The African green monkey has been the focus of much scientific research since the 1950s, and cell lines derived from its tissues are still used today to produce vaccines for polio and smallpox. Chlorocebus species are also important in studying high blood pressure and AIDS. Unlike most other nonhuman primates, they naturally develop high blood pressure. In Africa, the monkeys are massively infected with simian immunodeficiency virus (SIV), related to the ancestor of human immunodeficiency virus (HIV), both of which are widespread throughout populations.

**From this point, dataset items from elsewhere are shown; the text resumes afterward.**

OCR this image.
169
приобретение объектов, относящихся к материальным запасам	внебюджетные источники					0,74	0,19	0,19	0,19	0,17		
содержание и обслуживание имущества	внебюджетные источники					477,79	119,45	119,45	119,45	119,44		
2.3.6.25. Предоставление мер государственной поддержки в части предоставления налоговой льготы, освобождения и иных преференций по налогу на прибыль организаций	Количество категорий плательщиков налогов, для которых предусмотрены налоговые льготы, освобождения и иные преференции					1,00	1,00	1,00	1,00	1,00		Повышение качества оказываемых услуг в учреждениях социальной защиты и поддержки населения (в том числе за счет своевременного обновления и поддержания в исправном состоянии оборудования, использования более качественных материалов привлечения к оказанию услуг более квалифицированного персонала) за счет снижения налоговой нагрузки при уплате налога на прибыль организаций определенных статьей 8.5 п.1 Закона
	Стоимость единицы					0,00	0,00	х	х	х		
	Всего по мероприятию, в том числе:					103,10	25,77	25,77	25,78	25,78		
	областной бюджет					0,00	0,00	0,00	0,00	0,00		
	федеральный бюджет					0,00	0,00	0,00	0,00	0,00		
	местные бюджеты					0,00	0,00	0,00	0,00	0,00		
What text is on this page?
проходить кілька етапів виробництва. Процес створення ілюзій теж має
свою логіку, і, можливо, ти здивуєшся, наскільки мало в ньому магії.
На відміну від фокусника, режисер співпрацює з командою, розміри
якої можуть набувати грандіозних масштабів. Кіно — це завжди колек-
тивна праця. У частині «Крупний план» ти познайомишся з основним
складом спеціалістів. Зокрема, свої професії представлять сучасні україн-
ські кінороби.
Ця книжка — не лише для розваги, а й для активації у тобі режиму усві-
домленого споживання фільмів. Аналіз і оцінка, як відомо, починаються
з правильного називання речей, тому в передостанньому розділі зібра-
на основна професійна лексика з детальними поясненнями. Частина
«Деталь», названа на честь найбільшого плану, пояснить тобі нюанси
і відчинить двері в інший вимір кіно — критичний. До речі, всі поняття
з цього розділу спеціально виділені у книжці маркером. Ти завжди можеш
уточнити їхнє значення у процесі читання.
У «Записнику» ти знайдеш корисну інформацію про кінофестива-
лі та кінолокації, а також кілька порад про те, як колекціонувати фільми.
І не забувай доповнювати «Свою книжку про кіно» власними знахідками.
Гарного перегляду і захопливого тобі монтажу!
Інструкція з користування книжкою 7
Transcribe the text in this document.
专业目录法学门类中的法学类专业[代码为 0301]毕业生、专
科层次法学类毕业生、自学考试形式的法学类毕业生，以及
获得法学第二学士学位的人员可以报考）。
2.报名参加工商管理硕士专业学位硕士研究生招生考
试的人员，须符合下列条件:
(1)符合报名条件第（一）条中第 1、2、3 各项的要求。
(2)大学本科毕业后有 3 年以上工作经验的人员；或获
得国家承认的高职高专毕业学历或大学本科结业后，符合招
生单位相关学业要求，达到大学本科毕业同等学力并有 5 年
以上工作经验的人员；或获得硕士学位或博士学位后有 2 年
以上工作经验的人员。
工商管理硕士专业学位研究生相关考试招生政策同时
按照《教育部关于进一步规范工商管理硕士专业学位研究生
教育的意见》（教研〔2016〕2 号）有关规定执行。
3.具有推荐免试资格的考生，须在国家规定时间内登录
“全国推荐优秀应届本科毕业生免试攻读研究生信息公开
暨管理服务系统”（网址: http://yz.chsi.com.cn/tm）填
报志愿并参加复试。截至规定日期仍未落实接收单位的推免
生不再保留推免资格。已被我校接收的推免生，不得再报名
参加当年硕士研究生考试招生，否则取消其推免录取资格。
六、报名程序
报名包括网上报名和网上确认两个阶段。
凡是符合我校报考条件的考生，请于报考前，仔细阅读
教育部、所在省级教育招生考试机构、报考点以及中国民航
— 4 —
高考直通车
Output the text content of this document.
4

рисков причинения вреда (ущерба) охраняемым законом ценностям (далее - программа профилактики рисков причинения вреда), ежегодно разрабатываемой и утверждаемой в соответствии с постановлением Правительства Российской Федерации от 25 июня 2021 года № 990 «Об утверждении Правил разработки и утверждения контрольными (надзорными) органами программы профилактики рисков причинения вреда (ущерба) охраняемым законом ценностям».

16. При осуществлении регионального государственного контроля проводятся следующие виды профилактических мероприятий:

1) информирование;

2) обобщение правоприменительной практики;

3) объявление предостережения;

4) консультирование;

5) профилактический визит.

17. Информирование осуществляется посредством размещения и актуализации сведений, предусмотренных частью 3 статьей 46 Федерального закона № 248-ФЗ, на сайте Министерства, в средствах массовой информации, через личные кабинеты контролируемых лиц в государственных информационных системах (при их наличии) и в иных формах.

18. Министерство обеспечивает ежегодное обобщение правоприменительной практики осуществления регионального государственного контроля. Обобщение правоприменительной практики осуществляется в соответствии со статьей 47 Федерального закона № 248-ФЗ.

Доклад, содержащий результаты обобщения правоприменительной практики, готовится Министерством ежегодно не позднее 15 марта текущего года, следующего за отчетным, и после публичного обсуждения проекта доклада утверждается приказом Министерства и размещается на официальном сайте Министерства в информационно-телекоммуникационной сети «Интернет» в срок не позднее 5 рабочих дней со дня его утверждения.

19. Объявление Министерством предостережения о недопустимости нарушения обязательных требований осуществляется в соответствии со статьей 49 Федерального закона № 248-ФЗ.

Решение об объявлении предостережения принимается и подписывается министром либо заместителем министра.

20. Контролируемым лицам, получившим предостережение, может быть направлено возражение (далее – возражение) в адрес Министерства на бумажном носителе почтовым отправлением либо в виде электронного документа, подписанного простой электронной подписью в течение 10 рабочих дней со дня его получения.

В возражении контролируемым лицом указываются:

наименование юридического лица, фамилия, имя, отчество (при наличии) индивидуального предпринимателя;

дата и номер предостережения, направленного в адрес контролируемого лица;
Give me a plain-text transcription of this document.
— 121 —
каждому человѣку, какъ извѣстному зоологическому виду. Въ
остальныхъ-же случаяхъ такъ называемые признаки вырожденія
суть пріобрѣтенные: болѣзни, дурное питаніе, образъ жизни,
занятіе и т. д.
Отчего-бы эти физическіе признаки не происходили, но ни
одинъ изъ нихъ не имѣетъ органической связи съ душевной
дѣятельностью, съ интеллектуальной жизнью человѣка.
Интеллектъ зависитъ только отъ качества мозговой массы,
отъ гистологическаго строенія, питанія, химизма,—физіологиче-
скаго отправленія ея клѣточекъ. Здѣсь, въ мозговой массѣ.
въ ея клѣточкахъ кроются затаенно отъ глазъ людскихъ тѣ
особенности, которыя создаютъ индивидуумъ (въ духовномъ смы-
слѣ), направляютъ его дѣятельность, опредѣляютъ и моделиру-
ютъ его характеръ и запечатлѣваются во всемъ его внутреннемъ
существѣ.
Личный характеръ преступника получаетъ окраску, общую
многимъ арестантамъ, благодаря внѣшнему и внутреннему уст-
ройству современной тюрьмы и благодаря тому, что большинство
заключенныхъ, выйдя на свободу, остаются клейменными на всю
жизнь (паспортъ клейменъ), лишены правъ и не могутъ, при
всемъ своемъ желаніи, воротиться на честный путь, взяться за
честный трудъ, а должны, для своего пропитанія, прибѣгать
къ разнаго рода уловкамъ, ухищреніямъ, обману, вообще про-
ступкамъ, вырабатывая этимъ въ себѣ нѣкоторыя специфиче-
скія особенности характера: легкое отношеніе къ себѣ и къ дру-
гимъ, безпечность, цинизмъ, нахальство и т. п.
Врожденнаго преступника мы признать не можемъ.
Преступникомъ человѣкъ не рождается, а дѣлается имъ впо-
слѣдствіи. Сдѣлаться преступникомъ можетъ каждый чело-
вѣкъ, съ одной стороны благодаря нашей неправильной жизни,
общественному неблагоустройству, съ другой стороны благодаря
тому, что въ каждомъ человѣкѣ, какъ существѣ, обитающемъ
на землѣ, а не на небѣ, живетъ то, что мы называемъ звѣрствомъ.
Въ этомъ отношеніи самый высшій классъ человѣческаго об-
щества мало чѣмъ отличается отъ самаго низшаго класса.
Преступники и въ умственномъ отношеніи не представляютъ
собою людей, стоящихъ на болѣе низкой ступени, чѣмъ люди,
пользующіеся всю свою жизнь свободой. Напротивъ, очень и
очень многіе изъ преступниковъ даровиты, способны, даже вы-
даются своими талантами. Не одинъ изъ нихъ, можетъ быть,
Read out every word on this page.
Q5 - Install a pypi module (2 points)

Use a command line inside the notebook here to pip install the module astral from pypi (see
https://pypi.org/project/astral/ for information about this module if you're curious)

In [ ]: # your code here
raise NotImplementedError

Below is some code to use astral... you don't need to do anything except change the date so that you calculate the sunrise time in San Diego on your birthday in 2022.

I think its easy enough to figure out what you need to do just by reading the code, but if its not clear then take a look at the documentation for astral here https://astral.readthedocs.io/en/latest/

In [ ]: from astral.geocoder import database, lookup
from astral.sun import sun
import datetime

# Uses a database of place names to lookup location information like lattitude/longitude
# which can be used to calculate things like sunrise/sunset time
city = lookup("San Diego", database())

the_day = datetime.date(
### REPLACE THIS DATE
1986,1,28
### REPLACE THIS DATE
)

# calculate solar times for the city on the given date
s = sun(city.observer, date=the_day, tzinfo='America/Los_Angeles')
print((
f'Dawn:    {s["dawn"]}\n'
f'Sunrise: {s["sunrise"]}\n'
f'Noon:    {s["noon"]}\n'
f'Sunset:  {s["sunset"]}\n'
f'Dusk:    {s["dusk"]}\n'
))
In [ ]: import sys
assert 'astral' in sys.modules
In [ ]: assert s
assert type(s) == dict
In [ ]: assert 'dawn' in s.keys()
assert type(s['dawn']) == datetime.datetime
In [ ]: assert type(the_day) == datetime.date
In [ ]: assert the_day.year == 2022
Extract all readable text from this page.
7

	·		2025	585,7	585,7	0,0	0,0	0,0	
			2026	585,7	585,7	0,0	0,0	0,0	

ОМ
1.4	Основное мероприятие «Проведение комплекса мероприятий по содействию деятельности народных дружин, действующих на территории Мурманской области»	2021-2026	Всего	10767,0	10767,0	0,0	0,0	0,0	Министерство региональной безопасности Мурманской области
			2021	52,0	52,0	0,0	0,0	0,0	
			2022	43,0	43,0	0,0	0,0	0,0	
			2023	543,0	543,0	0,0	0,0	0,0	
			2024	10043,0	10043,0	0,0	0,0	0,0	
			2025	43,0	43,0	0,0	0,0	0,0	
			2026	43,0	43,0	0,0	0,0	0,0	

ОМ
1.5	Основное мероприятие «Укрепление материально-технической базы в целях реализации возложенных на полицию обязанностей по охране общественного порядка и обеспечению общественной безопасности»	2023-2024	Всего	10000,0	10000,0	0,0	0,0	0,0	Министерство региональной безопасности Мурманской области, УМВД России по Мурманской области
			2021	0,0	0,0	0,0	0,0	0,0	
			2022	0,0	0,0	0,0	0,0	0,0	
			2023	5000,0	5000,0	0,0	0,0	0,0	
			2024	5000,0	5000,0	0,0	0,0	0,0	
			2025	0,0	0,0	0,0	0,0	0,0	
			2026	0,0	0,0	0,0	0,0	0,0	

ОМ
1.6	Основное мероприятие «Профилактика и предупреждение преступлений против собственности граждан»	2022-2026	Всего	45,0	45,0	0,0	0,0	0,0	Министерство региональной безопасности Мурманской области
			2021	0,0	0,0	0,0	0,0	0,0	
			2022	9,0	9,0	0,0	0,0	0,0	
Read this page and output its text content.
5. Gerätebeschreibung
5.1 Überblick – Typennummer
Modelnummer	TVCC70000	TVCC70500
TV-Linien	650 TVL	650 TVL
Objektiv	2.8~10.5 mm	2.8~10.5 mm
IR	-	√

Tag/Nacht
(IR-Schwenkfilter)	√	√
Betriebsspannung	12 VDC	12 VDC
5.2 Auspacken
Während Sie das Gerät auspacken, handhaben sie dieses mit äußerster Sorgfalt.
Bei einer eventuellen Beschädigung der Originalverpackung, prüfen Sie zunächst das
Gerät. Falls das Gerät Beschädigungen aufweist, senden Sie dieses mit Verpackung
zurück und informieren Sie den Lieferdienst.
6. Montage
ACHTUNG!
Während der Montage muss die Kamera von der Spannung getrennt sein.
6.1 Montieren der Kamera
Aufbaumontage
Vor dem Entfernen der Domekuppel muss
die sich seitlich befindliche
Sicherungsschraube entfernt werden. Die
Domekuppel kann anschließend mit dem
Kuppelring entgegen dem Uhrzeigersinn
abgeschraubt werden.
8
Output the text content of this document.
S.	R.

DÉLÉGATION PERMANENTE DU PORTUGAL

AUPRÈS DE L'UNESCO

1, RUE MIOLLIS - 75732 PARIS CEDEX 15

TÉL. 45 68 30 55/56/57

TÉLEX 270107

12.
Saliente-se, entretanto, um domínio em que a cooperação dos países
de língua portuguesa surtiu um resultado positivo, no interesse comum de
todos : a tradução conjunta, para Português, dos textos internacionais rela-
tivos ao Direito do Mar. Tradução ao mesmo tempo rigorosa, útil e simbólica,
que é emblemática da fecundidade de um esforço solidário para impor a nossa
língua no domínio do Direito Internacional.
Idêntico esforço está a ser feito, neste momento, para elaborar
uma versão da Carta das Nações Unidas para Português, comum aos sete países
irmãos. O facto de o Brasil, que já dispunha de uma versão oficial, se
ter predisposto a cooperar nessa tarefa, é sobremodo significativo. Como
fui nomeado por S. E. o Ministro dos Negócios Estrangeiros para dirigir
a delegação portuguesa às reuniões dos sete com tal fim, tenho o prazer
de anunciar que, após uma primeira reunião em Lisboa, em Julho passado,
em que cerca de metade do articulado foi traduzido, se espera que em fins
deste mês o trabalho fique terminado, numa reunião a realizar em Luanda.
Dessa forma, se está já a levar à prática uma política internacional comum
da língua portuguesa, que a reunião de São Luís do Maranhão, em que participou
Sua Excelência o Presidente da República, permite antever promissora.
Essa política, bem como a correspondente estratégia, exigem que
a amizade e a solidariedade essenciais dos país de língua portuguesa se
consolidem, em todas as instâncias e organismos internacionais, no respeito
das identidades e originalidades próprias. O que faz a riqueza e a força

Chlorocebus monkeys are a natural host of SIV and do not succumb to immunodeficiency upon infection; therefore they are an important model in AIDS studies to understand protective mechanisms against AIDS. The monkeys infected with SIV and humans infected with HIV differ in microbial responses to infection.

Vero cells are a continuous cell line derived from epithelial cells of the African green monkey kidney, and are widely used for research in immunology and infectious disease. Similar cell lines include buffalo green monkey kidney and BS-C-1.

Chlorocebus monkeys are an important model organism for studies of AIDS, microbiome, development, neurobehavior, neurodegeneration, metabolism and obesity. A genome of chlorocebus monkey (Chlorocebus sabaeus) was sequenced and the genome reference with gene models is available in genome browsers NCBI Chlorocebus_sabeus 1.1 and Ensembl Vervet-AGM (Chlorocebus sabaeus) . It facilitated genomic investigations in this monkey, including population genetics studies across Africa and Caribbean and characterization of gene expression regulation across development in brain and peripheral tissues, during prenatal development, and during reaction to psychosocial stress related to relocation and social isolation.

Epigenetic clock based on CpG methylation in DNA - a complex biomarker of aging - was developed for Chlorocebus sabaeus in several variants: tissue-specific clocks for brain cortex, blood, and liver; multitissue clock; and human-sabaeus monkey clocks.